Beijing's Hutong and Courtyard
A hutong is a unique form of community that exists only in China. If you are fed up with high buildings and wide streets, enter Beijing's hutongs then. Here, you will find "Hutong Culture" and "Courtyard Culture"."Hutong" literally means a small street or a lane between two courtyards, although the word can also mean a community within the city consisting of hutongs and residences. Shanghai local people call it a "Nong". There are thousands of hutongs in Beijing City. Most of them were built in the Yuan, Ming and Qing Dynasty (1271-1911). Every hutong has a name. Some hutongs have had only one name since the hutong was formed, but some have had more than five names in the past.
People name each hutong by various means. Some got their names from places such as Inner Xizhimen Hutong; some from plants such as Liushu (Willow) Hutong; some from directions such as Xi (West) hongmen Hutong; some from Beijing idioms such as Yizi (Beijing local people call soap as yizi) Hutong; some from good words such as Xiqing (Happy) Hutong; some from markets for business such as Yangshi (Sheep Market) Hutong; some from temples such as Guanyinsi (Kwan-yin Temple) Hutong, and some are even from the names of common people such as Mengduan Hutong.
There are many different types of hutongs. The most interesting to tour is in the Shichahai area, which is a scenic spot. It includes three lakes. They are Front Sea, Back Sea and West Sea. There are many historic scenes around this area. You can see Bell and Drum Towers, Prince Gong's Mansion and many hutongs. The oldest hutong in Beijing is called Sanmiao Street. It has been there for more than 900 years! The longest is Dongxi Jiaomin Lane. The total length of it is 6.5 kilometers. The shortest one had a name of Yi Chi Street because it was only a little more than ten meters long. Now, it belongs to Meizhuxie Street.
Usually most of Beijing's hutongs are straight. However, if you enter Jiudaowan Hutong, you will probably get lost as you have to turn corners 19 times, so please note not to be lost.
There is an interesting hutong called Qianshi Hutong near Qianmen (Front Gate). The narrowest section in its middle is only 40 centimeters. When two people pass through it face to face, one has to turn back to the exit of the Hutong and let another pass first. Interesting?
You may find that a lot of smaller hutongs have been formed inside bigger hutongs.

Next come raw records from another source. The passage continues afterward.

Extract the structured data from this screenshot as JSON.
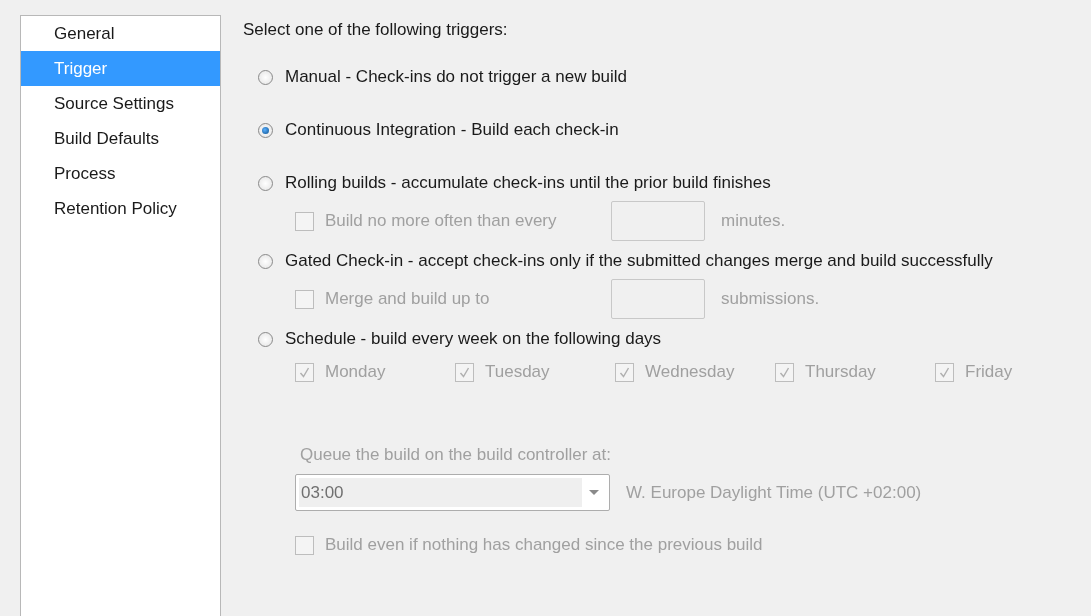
{
  "sidebar": {
    "items": [
      {
        "label": "General",
        "selected": false
      },
      {
        "label": "Trigger",
        "selected": true
      },
      {
        "label": "Source Settings",
        "selected": false
      },
      {
        "label": "Build Defaults",
        "selected": false
      },
      {
        "label": "Process",
        "selected": false
      },
      {
        "label": "Retention Policy",
        "selected": false
      }
    ]
  },
  "heading": "Select one of the following triggers:",
  "triggers": [
    {
      "kind": "plain",
      "label": "Manual - Check-ins do not trigger a new build",
      "selected": false
    },
    {
      "kind": "plain",
      "label": "Continuous Integration - Build each check-in",
      "selected": true
    },
    {
      "kind": "limit",
      "label": "Rolling builds - accumulate check-ins until the prior build finishes",
      "selected": false,
      "option": {
        "label": "Build no more often than every",
        "checked": false,
        "disabled": true,
        "suffix": "minutes."
      }
    },
    {
      "kind": "limit",
      "label": "Gated Check-in - accept check-ins only if the submitted changes merge and build successfully",
      "selected": false,
      "option": {
        "label": "Merge and build up to",
        "checked": false,
        "disabled": true,
        "suffix": "submissions."
      }
    },
    {
      "kind": "schedule",
      "label": "Schedule - build every week on the following days",
      "selected": false,
      "days": [
        {
          "label": "Monday",
          "checked": true,
          "disabled": true
        },
        {
          "label": "Tuesday",
          "checked": true,
          "disabled": true
        },
        {
          "label": "Wednesday",
          "checked": true,
          "disabled": true
        },
        {
          "label": "Thursday",
          "checked": true,
          "disabled": true
        },
        {
          "label": "Friday",
          "checked": true,
          "disabled": true
        }
      ],
      "queue_label": "Queue the build on the build controller at:",
      "time": {
        "value": "03:00",
        "disabled": true
      },
      "timezone": "W. Europe Daylight Time (UTC +02:00)",
      "force": {
        "label": "Build even if nothing has changed since the previous build",
        "checked": false,
        "disabled": true
      }
    }
  ]
}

A courtyard is like a square. Rooms are built along the four sides of the square. Beijing's courtyards have three sizes - the bigger ones, the middle-sized ones and the smaller ones. The
smaller ones are very simple. Usually, there are several rooms arranged on each of the four sides respectively. They are the north rooms, east and west wing-rooms and south rooms. The older family members live in the north rooms; the young live in the wing-rooms, and a south room is constructed as a living room or study.
The middle-sized ones are a little more complicated than the smaller ones but still obtain all the basic structures. Rooms, corridors, walls are added to this kind of courtyard. Among these, a Chuihua Gate is very important. It divides the whole courtyard into front yard (outer yard) and inner yard. The wing-rooms in the outer yard are smaller than those in the inner yard. They are used as a kitchen or bedrooms for the servants. The south rooms are a gate room, living room or a study and garage.
The bigger courtyard is the most complicated form of courtyard. It consists of more than two small courtyards.
The middle-sized and smaller courtyards are dwellings for the common people while the bigger courtyards were used only by government officials and family members of the government officials.
The doors of all the rooms face the inside of the yard. With the influence of Fengshui, the gate of a courtyard is usually at the east end of the south side. When you enter a courtyard from the gate, you will first face a wall called screen wall. The wall prevents you from seeing the activities inside the courtyard.
In the yard, small brick paths connect every room. Stairs are in front of every room. In the yard, people can entertain themselves by planting trees and flowers, raising fish, resting and doing housework.
Usually, one courtyard is only for one family to live in. A family may include 2 or 3 generations. However, for the poor people, several families live together in one courtyard.
When you have a tour especially to Beijing's hutongs, some travel agencies may arrange with local people to visit their courtyards and rooms. Some travel agencies may also bring you to a kindergarten after you finish your visits to hutongs. In the kindergarten, you can see how the lovely boys and girls study and live. You can also talk with the teachers and the children to feel the development of modern China for yourself. Do not forget to taste the food at a local person's home and to try the pedicabs.